Now that the Iowa caucus is upon us, the best thing that could happen to the Republican party in 2012 at the national level may be a good drubbing -- not just in the presidential race but across the board.
This is not a prediction (certainly not with this economy) nor is it an endorsement for the Democratic party, merely an observation. Moreover, it is unlikely given so few states will be in play.
When it comes to governing, I have long been an advocate of divided government. I believe our system works best when both parties have some skin in the game.
But the public persona of the Republicans, particularly in the House of Representatives, is more concerned with being against all things supported by President Barack Obama.
It gleefully lionizes former president Ronald Reagan as the titular head of the party while bearing little resemblance in deed or demeanor. Taking vows of no new taxes from Grover Norquist, who in return titillates their ambitions financially, may be successful for winning elections but is irresponsible when it comes to governing.
The perception of the party is increasingly one of absolutes and certainties, eschewing compromise, viewing it as a sign of weakness.
It is an insult to the American people to bemoan the dysfunction of Washington (which is bipartisan in nature) only to be seen as a driving force behind the problem. The payroll tax issue is the most recent example.
Before caving on the politics, the Republican House balked on a temporary extension that caused the Wall Street Journal editorial board to recently opine:
No employer is going to hire a worker based on such a small and temporary decrease in employment costs, as this year's tax holiday has demonstrated. The entire exercise is political, but Republicans have thoroughly botched the politics.
The Republicans appear to be a party willing to drive the economy over the cliff to save it from itself.
In 2010, Senate Minority Leader Mitch McConnell stated: "The single most important thing we want to achieve is for President Obama to be a one-term president."
That is an understandable political goal, Democrats would offer the same if the situation were reversed, but there must be a line of demarcation between political ideology and governing, with the latter taking precedent over the former.
For McConnell to make good on his political desires he must render the existing challenges that confront the nation to a secondary consideration.
America's problems are bigger than the orthodoxy of any political party.
We need two political parties actively competing in the marketplace of ideas. A shellacking in 2012 might be the tonic that will unearth the perspectives of individuals within the Republican party who are frustrated by the myopic and derisive approach currently adopted.

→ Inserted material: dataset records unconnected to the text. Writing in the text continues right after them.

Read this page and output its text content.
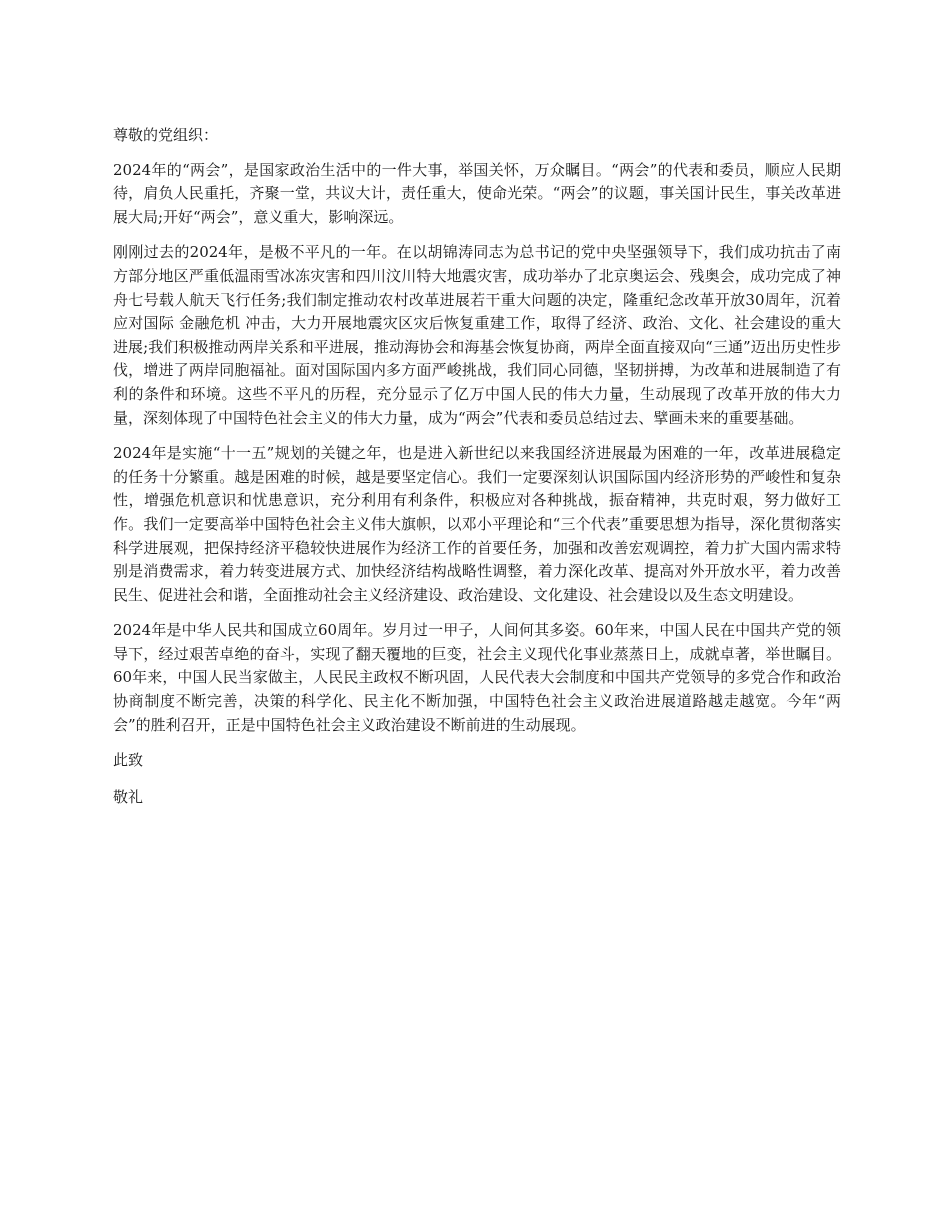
尊敬的党组织：

2024年的“两会”，是国家政治生活中的一件大事，举国关怀，万众瞩目。“两会”的代表和委员，顺应人民期待，肩负人民重托，齐聚一堂，共议大计，责任重大，使命光荣。“两会”的议题，事关国计民生，事关改革进展大局;开好“两会”，意义重大，影响深远。

刚刚过去的2024年，是极不平凡的一年。在以胡锦涛同志为总书记的党中央坚强领导下，我们成功抗击了南方部分地区严重低温雨雪冰冻灾害和四川汶川特大地震灾害，成功举办了北京奥运会、残奥会，成功完成了神舟七号载人航天飞行任务;我们制定推动农村改革进展若干重大问题的决定，隆重纪念改革开放30周年，沉着应对国际 金融危机 冲击，大力开展地震灾区灾后恢复重建工作，取得了经济、政治、文化、社会建设的重大进展;我们积极推动两岸关系和平进展，推动海协会和海基会恢复协商，两岸全面直接双向“三通”迈出历史性步伐，增进了两岸同胞福祉。面对国际国内多方面严峻挑战，我们同心同德，坚韧拼搏，为改革和进展制造了有利的条件和环境。这些不平凡的历程，充分显示了亿万中国人民的伟大力量，生动展现了改革开放的伟大力量，深刻体现了中国特色社会主义的伟大力量，成为“两会”代表和委员总结过去、擘画未来的重要基础。

2024年是实施“十一五”规划的关键之年，也是进入新世纪以来我国经济进展最为困难的一年，改革进展稳定的任务十分繁重。越是困难的时候，越是要坚定信心。我们一定要深刻认识国际国内经济形势的严峻性和复杂性，增强危机意识和忧患意识，充分利用有利条件，积极应对各种挑战，振奋精神，共克时艰，努力做好工作。我们一定要高举中国特色社会主义伟大旗帜，以邓小平理论和“三个代表”重要思想为指导，深化贯彻落实科学进展观，把保持经济平稳较快进展作为经济工作的首要任务，加强和改善宏观调控，着力扩大国内需求特别是消费需求，着力转变进展方式、加快经济结构战略性调整，着力深化改革、提高对外开放水平，着力改善民生、促进社会和谐，全面推动社会主义经济建设、政治建设、文化建设、社会建设以及生态文明建设。

2024年是中华人民共和国成立60周年。岁月过一甲子，人间何其多姿。60年来，中国人民在中国共产党的领导下，经过艰苦卓绝的奋斗，实现了翻天覆地的巨变，社会主义现代化事业蒸蒸日上，成就卓著，举世瞩目。60年来，中国人民当家做主，人民民主政权不断巩固，人民代表大会制度和中国共产党领导的多党合作和政治协商制度不断完善，决策的科学化、民主化不断加强，中国特色社会主义政治进展道路越走越宽。今年“两会”的胜利召开，正是中国特色社会主义政治建设不断前进的生动展现。

此致

敬礼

Political parties, especially in a two-party system, need to undergo a self-induced purging from time to time. If not, they risk the fate of the Federalists and Whigs.
In every presidential election, we are told by both parties how this is the most important election in our lifetime.
Whether the aforementioned is true, America cannot afford to have one political party driven by cynical politics and the other mired in mediocrity. But a G.O.P victory in 2012 would most likely sustain the current practices of both.
The downside to my observation if brought to fruition could infuse the Democrats with a dose of unbridled arrogance, which would warrant another correction.
For the Republican loyalist who may take umbrage with the tone of this column, bear in mind the last time the Republicans underwent a good old-fashioned trouncing was 1964. How did things work out afterwards?